Wednesday 6 May 2009

Cybercrime policy - US, EU, France and the world

All but one in French, but I haven't finished going through my English newsletters, so should be able to complement later on with English language articles:

"International experts launch anti-cybercrime plan" (ZDnet.co.uk, 29 April 2009): not so international as it may appear as it involves primarily the US and the UK, but at least the Cyber Security Knowledge Transfer Network (KTN), a UK government-funded organisation, is supposed to "liaise[...] between agencies around the world, co-ordinated the formulation of the roadmap". A plan by N. Jones from KTN was published that argues that businesses should be more proactive and important partners in security.
"Building in… Information Security, Privacy and Assurance - A high-level roadmap" on KTN website

Viviane Reding is the European commissioner on new technologies; she suggests to create a European post/job of "internet police/policing officer" so as to coordinate European responses to cyberattacks and develop a strategy to increase cybersecurity
"Un Monsieur sécurité pour défendre l'Europe contre les cyber-attaques ?" (JDN, 27 April 2009)

This very much echoes what has already started in the US, with a change of policy under Obama new presidency, where Melissa Hathaway has already highlighted the new trends in cybersecurity the US will focus on, with notably a multi agencies and institutions cooperation "La cybercriminalité dans le collimateur de l'administration Obama" (JDN, 24 March 2009)

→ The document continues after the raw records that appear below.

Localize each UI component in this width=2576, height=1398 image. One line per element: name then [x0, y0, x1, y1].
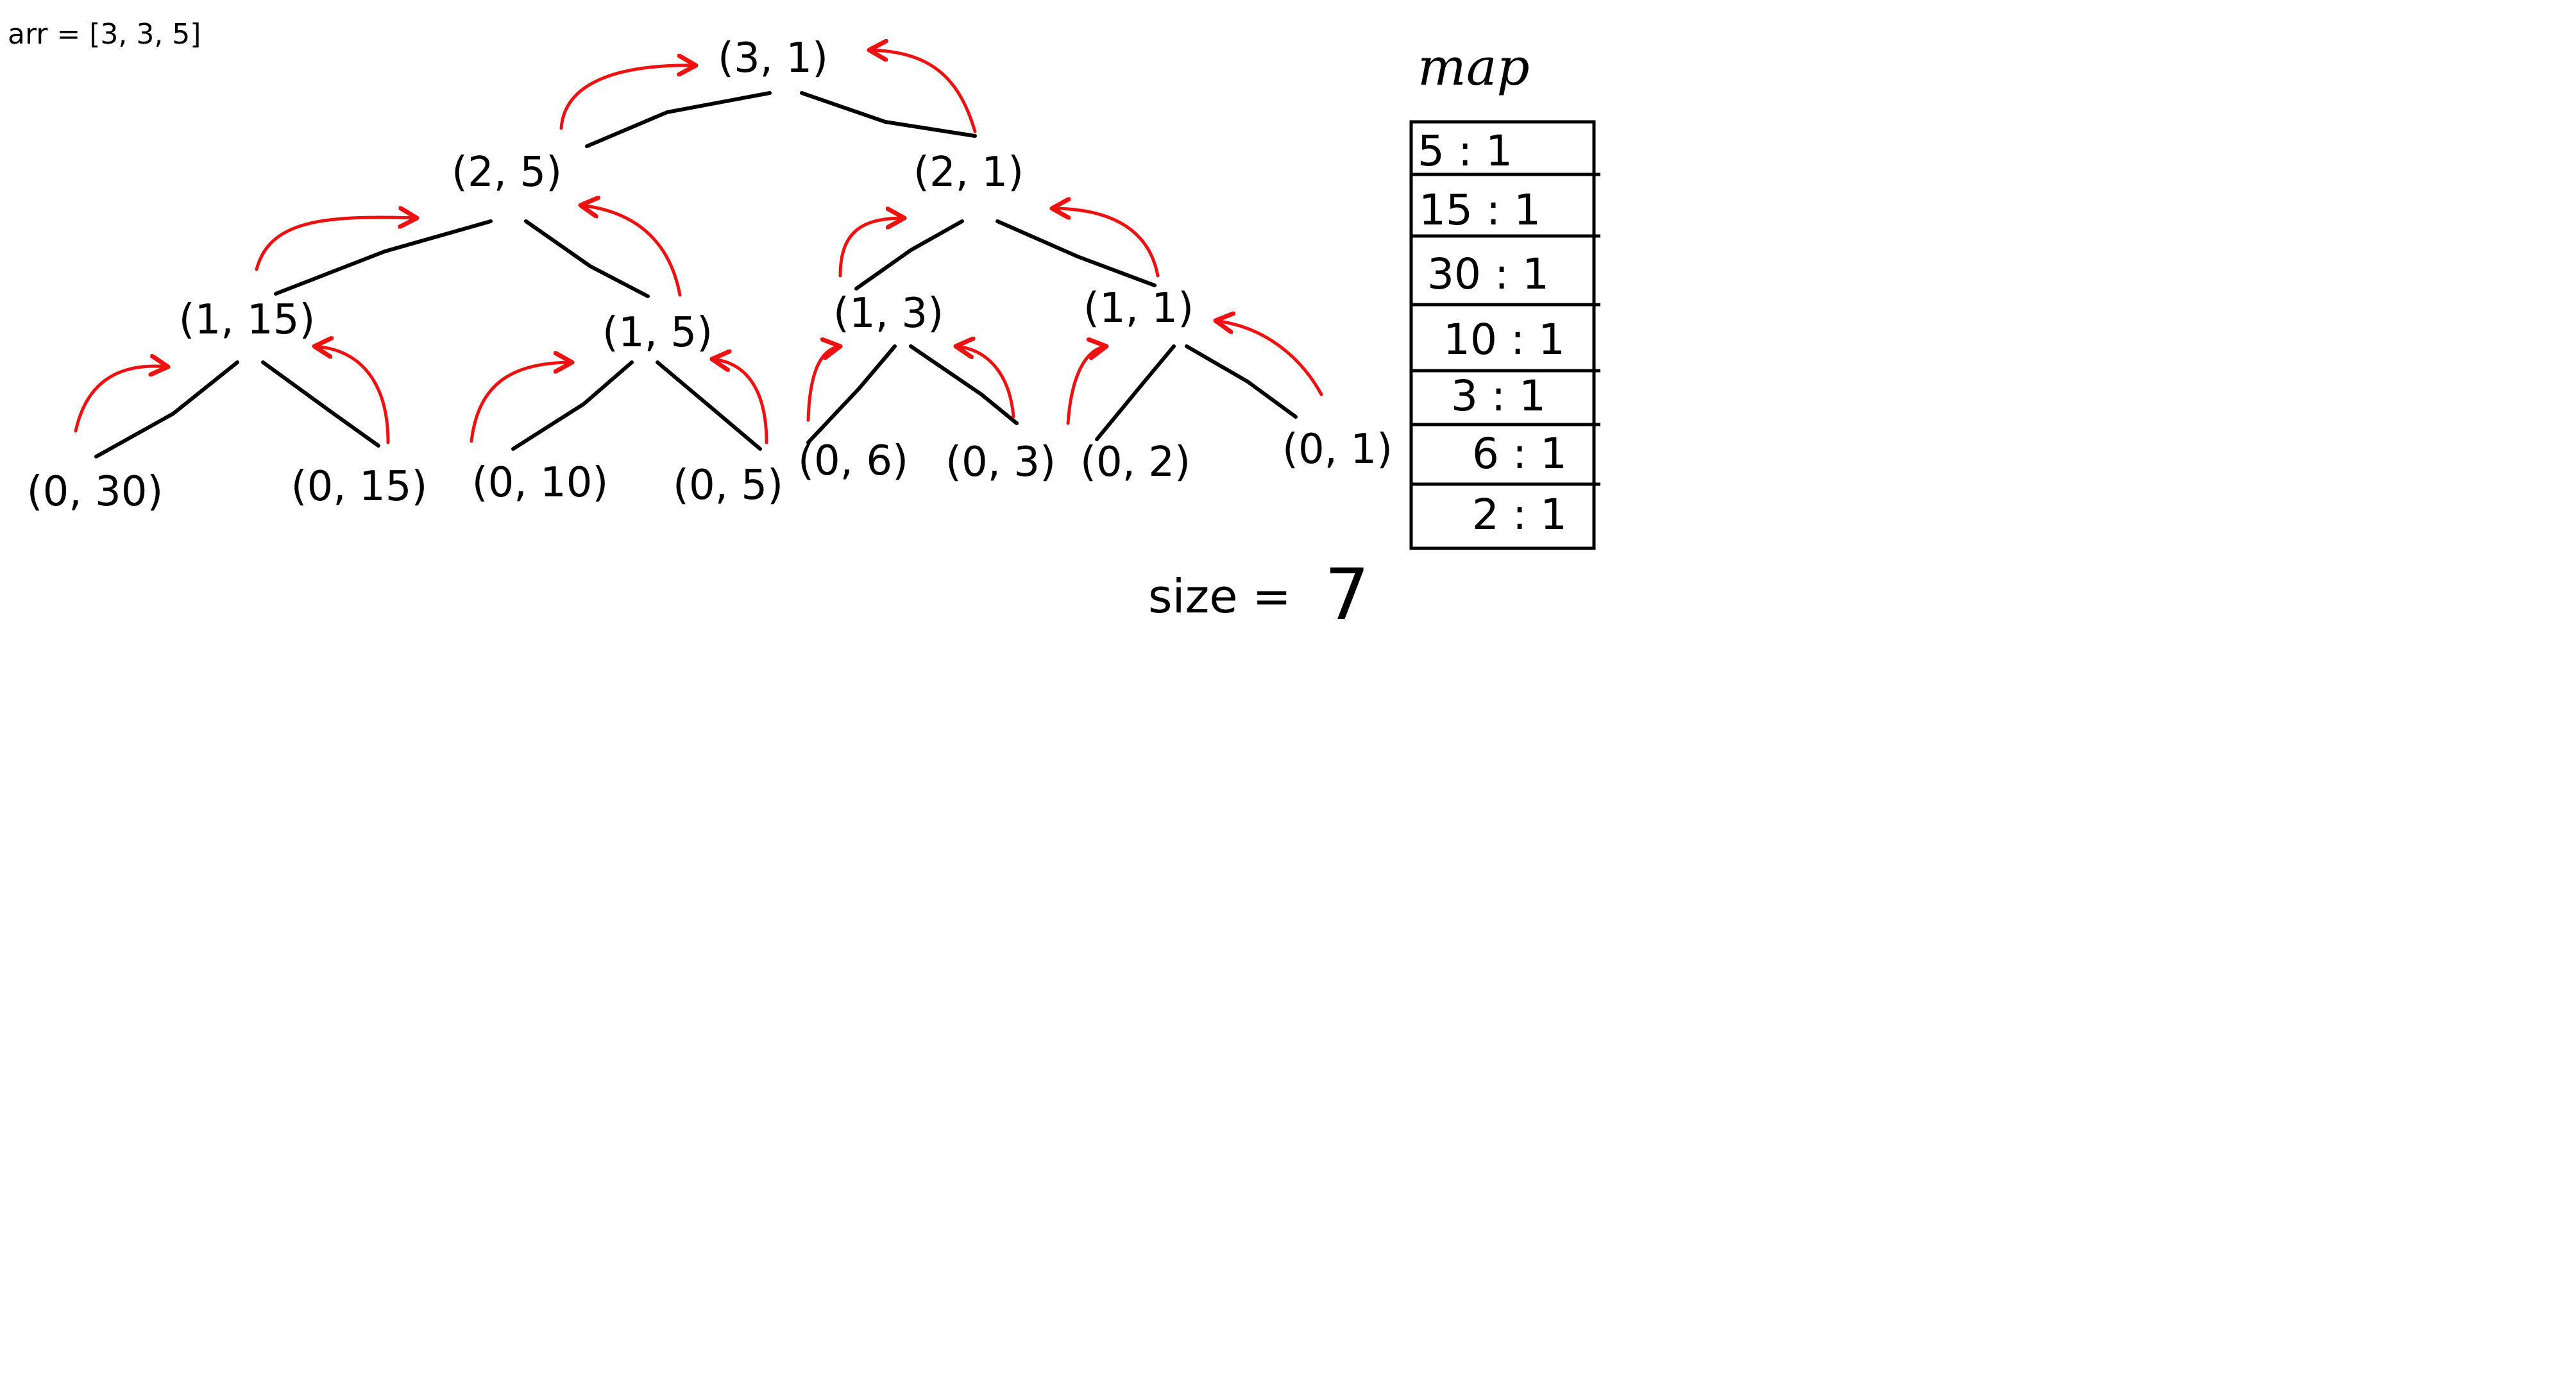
return-arrows: [74, 50, 1323, 444]
node-l2-1: (1, 15): [179, 296, 316, 344]
size-label: size =: [1148, 569, 1291, 623]
arrow-l3h-to-l2d: [1216, 321, 1323, 396]
map-title: map: [1418, 37, 1530, 97]
edge-l2c-right: [909, 344, 1019, 425]
arrow-l2a-to-l1a: [255, 217, 417, 271]
array-label: arr = [3, 3, 5]: [8, 18, 201, 51]
size-value: 7: [1325, 553, 1369, 636]
arrow-l3a-to-l2a: [74, 366, 168, 433]
map-table: map 5 : 1 15 : 1 30 : 1 10 : 1 3 : 1 6 :…: [1409, 37, 1600, 550]
map-entry: 15 : 1: [1419, 185, 1541, 235]
node-l2-3: (1, 3): [833, 290, 944, 337]
edge-l1a-left: [274, 219, 493, 296]
node-l3-3: (0, 10): [472, 459, 609, 507]
arrow-l3c-to-l2b: [470, 362, 572, 443]
edge-root-right: [800, 91, 977, 138]
arrow-l3g-to-l2d: [1066, 346, 1106, 425]
map-entry: 30 : 1: [1427, 249, 1549, 299]
arrow-l2c-to-l1b: [838, 218, 904, 278]
arrow-l2b-to-l1a: [580, 205, 682, 297]
size-annotation: size = 7: [1148, 553, 1369, 636]
arrow-l1b-to-root: [869, 50, 977, 133]
edge-l1a-right: [524, 219, 650, 298]
edge-l2a-right: [261, 360, 380, 448]
node-l3-2: (0, 15): [291, 463, 428, 510]
node-l2-4: (1, 1): [1083, 285, 1194, 332]
node-l3-4: (0, 5): [673, 462, 783, 509]
arrow-l3f-to-l2c: [956, 346, 1015, 419]
arrow-l3d-to-l2b: [712, 359, 768, 444]
edge-l2c-left: [806, 344, 897, 444]
arrow-l3e-to-l2c: [806, 346, 840, 422]
arrow-l2d-to-l1b: [1052, 208, 1160, 278]
node-l3-1: (0, 30): [27, 468, 164, 516]
node-l1-left: (2, 5): [452, 149, 562, 196]
node-l3-5: (0, 6): [798, 437, 908, 485]
edge-l2d-right: [1185, 344, 1298, 419]
arrow-l1a-to-root: [559, 65, 696, 130]
map-box: [1409, 120, 1596, 550]
tree-nodes: (3, 1) (2, 5) (2, 1) (1, 15) (1, 5) (1, …: [27, 35, 1393, 516]
arrow-l3b-to-l2a: [314, 346, 390, 444]
node-l3-7: (0, 2): [1080, 439, 1191, 486]
node-root: (3, 1): [718, 35, 828, 82]
node-l1-right: (2, 1): [913, 149, 1024, 196]
map-entry: 3 : 1: [1451, 371, 1546, 421]
node-l2-2: (1, 5): [602, 309, 713, 357]
tree-edges: [94, 91, 1298, 459]
edge-l2b-left: [511, 360, 634, 451]
map-entry: 2 : 1: [1472, 490, 1567, 539]
edge-l2d-left: [1095, 344, 1176, 441]
edge-root-left: [585, 91, 772, 148]
node-l3-6: (0, 3): [945, 439, 1056, 486]
map-entry: 10 : 1: [1443, 315, 1565, 364]
edge-l2a-left: [94, 360, 239, 459]
edge-l2b-right: [656, 360, 762, 451]
map-entry: 5 : 1: [1418, 126, 1513, 176]
edge-l1b-left: [854, 219, 964, 291]
map-entry: 6 : 1: [1472, 429, 1567, 478]
node-l3-8: (0, 1): [1282, 426, 1393, 473]
edge-l1b-right: [996, 219, 1157, 287]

And for France, this interesting article decrypting the French President's promises during the election campaign and their outcomes in 2009. "Sécurité et libertés : les données personnelles en danger ?" (JDN, 5 May 2009). On security, what has been delivered so far is a Report (Livre blanc/White Book) on Defence and Security in June 2008 which highlighted the policies up to 2020 notably in terms of warfare.
In terms of right to privacy, the biometic passport has been launched despite the CNIL (a quango) opposition to it; the obligation for ISPs to block paedophilia websites, and the three strikes law on copyrights infringement. Generally, the CNIL tends to be sidelined as none of its advices has been followed by the Government.